Clival Chordoma Syndrome
Clival chordoma is a rare neoplasm that arises from embryological remnants of the notochord along the spinal axis. Clival chordomas are usually benign, although aggressive clival chordomas have been reported.
Comprising one-third of central nervous system chordomas, clival chordomas tend to be slow growing and produce symptoms by compression of the adjacent brainstem and cranial nerves. In spite of this, the long-term outcome of patients diagnosed with clival chordoma remains poor because of the location of these tumors and their tendency to recur regardless of the treatment method chosen.
Clival chordomas can occur at any age, further complicating the diagnosis.
These uncommon tumors occur slightly more often in men. Early diagnosis of clival chordoma is important to avoid acute neurological disasters; however, because of the slow growth of these tumors, the average time from onset of symptoms to diagnosis averages 2 years.
What are the Symptoms of Clival Chordoma
Headache is the most common presenting complaint in patients with clival chordoma.

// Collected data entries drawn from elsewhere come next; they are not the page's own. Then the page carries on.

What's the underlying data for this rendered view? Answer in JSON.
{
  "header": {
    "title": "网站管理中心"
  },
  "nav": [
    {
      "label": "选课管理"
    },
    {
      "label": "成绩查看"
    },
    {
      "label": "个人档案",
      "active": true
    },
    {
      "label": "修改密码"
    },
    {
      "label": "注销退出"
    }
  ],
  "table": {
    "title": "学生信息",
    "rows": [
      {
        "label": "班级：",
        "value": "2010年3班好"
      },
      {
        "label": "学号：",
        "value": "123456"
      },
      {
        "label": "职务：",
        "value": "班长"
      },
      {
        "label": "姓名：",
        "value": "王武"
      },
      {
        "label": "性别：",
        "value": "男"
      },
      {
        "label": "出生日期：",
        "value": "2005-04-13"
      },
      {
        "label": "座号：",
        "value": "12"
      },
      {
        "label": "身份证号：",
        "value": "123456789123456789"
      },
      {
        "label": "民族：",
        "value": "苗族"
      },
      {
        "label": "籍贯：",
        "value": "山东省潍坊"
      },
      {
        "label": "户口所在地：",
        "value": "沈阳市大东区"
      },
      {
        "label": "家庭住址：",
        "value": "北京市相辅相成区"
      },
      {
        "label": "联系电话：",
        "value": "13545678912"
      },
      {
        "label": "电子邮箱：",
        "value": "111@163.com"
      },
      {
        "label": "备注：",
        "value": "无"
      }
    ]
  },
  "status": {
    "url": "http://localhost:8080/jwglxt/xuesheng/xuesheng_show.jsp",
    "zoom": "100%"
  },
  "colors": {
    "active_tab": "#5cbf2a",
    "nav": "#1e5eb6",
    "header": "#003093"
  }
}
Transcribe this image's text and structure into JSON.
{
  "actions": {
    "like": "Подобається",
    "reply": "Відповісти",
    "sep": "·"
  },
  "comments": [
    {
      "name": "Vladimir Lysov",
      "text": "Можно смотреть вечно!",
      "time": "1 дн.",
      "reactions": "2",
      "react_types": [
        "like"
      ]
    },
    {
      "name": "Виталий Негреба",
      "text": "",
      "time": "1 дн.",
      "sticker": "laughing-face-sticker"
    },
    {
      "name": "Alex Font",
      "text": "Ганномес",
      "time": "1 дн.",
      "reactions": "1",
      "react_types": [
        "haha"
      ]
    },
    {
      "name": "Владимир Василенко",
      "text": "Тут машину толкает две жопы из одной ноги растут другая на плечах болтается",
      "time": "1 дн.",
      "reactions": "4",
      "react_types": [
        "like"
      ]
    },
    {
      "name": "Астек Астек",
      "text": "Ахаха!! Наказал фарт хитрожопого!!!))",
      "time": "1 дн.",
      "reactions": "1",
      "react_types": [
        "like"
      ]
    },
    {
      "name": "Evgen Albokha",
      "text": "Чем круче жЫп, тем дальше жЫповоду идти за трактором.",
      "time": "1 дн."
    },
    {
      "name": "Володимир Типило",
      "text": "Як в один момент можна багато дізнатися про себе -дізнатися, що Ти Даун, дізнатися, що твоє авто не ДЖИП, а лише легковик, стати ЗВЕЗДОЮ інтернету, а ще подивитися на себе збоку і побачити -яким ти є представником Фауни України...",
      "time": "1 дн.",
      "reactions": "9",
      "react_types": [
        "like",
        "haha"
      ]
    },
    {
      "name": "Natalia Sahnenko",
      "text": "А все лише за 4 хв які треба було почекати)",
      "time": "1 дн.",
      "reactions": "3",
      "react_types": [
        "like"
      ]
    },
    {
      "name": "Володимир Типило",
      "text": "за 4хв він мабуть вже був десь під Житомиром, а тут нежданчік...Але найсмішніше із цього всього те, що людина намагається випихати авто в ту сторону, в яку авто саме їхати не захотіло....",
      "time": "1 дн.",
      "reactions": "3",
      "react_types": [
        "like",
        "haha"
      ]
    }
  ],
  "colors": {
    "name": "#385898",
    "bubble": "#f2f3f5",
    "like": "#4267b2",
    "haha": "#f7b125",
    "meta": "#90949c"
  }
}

Other common symptoms associated with clival chordoma reflect the propensity of this tumor to compress adjacent neural structures, causing facial pain, facial numbness, facial paresthesias, and diplopia.
Ataxia, dysphagia, visual disturbance, hoarseness, and extremity weakness also commonly occur.
Common Symptoms Associated With Clival Chordoma
Findings on neurological examination (e.g., cranial nerve deficits, pyramidal tract dysfunction, hemiparesis, hyperreflexia, clonus, a positive Babinski sign, and cerebellar signs, including ataxia) also reflect compression of neural structures by this slow-growing tumor.
Occasionally, papilledema and optic nerve atrophy are identified.
How is Clival Chordoma diagnosed?
Magnetic resonance imaging (MRI) of the brain and brainstem should be performed in all patients thought to have clival chordoma. MRI of the brain provides the best information regarding the cranial vault and its contents.
MRI is highly accurate and helps identify abnormalities that may put the patient at risk for neurological disasters secondary to intracranial and brainstem pathological conditions, including tumors and demyelinating disease.
Magnetic resonance angiography (MRA) may be helpful in identifying aneurysms responsible for neurological symptoms. In patients who cannot undergo MRI, such as patients with pacemakers, computed tomography (CT) is a reasonable second choice.
Clinical laboratory tests consisting of a complete blood cell count, automated chemistry profile, and erythrocyte sedimentation rate are indicated to rule out infection, temporal arteritis, and other malignancies that may mimic clival chordoma.
Endoscopy of the nasopharynx and hypopharynx with special attention to the piriform sinuses also is indicated to rule out occult malignancy.
Clival chordoma is generally a straightforward clinical diagnosis in retrospect. Given that the time between the onset of neurological signs and symptoms and definitive diagnosis is an average of 2 years, a high index of clinical suspicion is necessary to avoid misdiagnosis.
Obtaining a targeted history and performing a careful physical examination are essential. Diseases of the eye, ears, nose, throat, and teeth may mimic trigeminal neuralgia or may coexist and confuse the diagnosis.
Tumors of the nasopharynx and hypopharynx, including the tonsillar fossa and piriform sinus, may mimic the pain of clival chordoma, as may tumors at the cerebellopontine angle. Occasionally, demyelinating disease may produce a clinical syndrome identical to clival chordoma.
The jaw claudication associated with temporal arteritis also sometimes confuses the clinical picture, as does trigeminal neuralgia.
Treatment of clival chordoma requires surgery, radiation therapy, or both. Although clival chordomas are almost always benign and rarely metastasize, the critical location of clival chordomas relative to adjacent neural structures makes both forms of treatment challenging.
Often, complete tumor resection is impossible because of the location, and postoperative radiation therapy, gamma knife stereotactic surgery, and implantation of radioactive seeds may be required.
Because of the slow-growing nature of clival chordomas, delayed diagnosis is an ever-present possibility complicating an already difficult treatment regimen.
Further confusing the clinical presentation of this tumor of embryological origin is the fact that many of the clinical syndromes that mimic the signs and symptoms of clival chordoma are also difficult to diagnose.
Clival chordoma is a rare neoplasm that is usually benign, although aggressive clival chordomas have been reported. Clival chordomas tend to be slow growing and produce symptoms by compression of the adjacent brainstem and cranial nerves.
In spite of this fact, the long-term outcome of patients diagnosed with clival chordoma remains poor because of the location of these tumors and their tendency to recur regardless of the treatment method chosen. Clival chordomas can occur at any age.